Objections to our critique of enriched maintenance designs
The above critique of enriched maintenance designs is neither widely known nor generally accepted. It is novel, rarely stated, and, when stated, strongly opposed by most researchers involved with maintenance studies in psychopharmacology.
There has not been much published discussion of this topic, but one objection that could be raised is that the enriched design is not biased because those who respond acutely to a drug treatment are both “true drug responders” and “placebo drug responders” – meaning, some of them would have responded to placebo had they been given placebo. Thus the design is not solely biased towards the study drug. This objection would only make sense if all patients were equally likely to respond to drugs or placebo; if 50% of patients “really” responded to drug (true drug response) and 50% would have responded to placebo had it been given (placebo drug response), then a maintenance randomization of those acutely responsive subjects to drug versus placebo would be valid. Ironically, this would only be the case if the critiques of Kirsch and colleagues [2
] is correct, i.e., if antidepressants are not more effective than placebo for acute depression.
If antidepressants are more effective than placebo for acute depression in most patients, as we believe we showed earlier in this article, then the percentage of true drug responders should be higher than the percentage of those who would have responded to placebo anyway (placebo drug responders). In a hypothetical group of acutely depressed patients treated with antidepressant X, and later randomized to a maintenance study of X versus placebo, the reality is that there would not have been a 50–50 split between true drug responders and placebo drug responders before maintenance randomization; the split would be 60–40, or 70–30, or even higher in favor of drug X.

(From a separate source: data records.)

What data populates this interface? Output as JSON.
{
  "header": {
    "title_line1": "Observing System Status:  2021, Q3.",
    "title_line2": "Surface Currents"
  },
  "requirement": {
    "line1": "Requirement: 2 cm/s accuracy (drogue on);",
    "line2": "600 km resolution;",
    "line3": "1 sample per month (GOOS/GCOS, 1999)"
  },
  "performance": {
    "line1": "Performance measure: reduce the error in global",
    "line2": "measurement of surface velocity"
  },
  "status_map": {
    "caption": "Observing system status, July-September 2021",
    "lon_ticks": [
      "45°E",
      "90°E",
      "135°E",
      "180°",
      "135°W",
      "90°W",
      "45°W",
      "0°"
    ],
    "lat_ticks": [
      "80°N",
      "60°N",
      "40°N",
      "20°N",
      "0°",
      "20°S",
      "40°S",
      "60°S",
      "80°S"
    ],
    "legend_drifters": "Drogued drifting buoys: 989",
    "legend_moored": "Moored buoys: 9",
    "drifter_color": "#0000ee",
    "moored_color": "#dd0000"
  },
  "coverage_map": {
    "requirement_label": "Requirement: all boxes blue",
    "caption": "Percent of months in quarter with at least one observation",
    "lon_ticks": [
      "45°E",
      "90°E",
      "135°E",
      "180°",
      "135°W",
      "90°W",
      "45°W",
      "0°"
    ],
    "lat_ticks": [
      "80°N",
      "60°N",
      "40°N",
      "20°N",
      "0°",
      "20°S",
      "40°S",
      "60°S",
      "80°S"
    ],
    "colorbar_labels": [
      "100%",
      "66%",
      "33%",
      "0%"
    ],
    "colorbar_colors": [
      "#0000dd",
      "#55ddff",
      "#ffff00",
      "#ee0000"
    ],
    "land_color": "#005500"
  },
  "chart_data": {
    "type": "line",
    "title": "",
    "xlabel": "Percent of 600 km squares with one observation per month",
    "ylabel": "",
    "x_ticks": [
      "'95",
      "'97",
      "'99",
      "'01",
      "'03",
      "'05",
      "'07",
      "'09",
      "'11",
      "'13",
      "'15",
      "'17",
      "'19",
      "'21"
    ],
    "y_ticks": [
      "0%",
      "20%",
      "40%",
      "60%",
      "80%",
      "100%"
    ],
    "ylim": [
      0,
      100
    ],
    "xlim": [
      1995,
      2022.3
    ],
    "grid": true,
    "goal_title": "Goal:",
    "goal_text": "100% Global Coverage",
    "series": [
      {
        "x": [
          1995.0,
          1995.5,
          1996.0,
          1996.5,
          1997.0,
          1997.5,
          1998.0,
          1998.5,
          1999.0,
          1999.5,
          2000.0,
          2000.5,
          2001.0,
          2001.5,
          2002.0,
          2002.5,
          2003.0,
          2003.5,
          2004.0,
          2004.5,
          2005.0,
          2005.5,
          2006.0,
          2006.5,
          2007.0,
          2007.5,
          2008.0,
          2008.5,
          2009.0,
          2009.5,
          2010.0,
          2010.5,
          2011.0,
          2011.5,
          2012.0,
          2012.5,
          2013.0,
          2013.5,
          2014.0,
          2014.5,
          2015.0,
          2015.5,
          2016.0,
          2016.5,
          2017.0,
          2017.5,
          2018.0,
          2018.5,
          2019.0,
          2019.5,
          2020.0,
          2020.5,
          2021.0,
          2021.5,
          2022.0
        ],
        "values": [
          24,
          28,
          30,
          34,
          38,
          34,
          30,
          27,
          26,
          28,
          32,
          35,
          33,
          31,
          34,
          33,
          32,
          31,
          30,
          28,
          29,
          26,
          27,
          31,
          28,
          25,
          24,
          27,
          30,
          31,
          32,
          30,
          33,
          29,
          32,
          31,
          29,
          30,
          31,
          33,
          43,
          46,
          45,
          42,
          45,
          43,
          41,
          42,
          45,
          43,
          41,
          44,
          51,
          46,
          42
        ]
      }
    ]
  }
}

In other words, since antidepressants are better than placebo acutely, enrichment for acute efficacy before maintenance RCTs is indeed biased in favor of antidepressants as opposed to later treatment with placebo. Enrichment entails bias.
Interestingly, many psychiatric researchers appear to fully understand this critique as applied to the maintenance meta-analysis by Andrews and colleagues [8
]; they appreciate that such an analysis entails “apples and oranges”, picking out placebo responders and comparing how they later did when continued on placebo, versus drug responders and how they later did when switched to placebo. Placebo responders are just different than drug responders, it is said. We agree. All placebo responders, by definition, respond to placebo, while only some probably would respond to drug. Thus such analyses are biased in favor of placebo response.
But while this enriched method – a species of selection bias that is unique to maintenance clinical trial design -[10
] is rejected by many in our field in relation to the claim that placebos are as good or better than antidepressants, the exact same method is used to assert that antidepressants are more effective than placebo. The reason for such selectivity about accepting or rejecting the same research methodology is not entirely pellucid.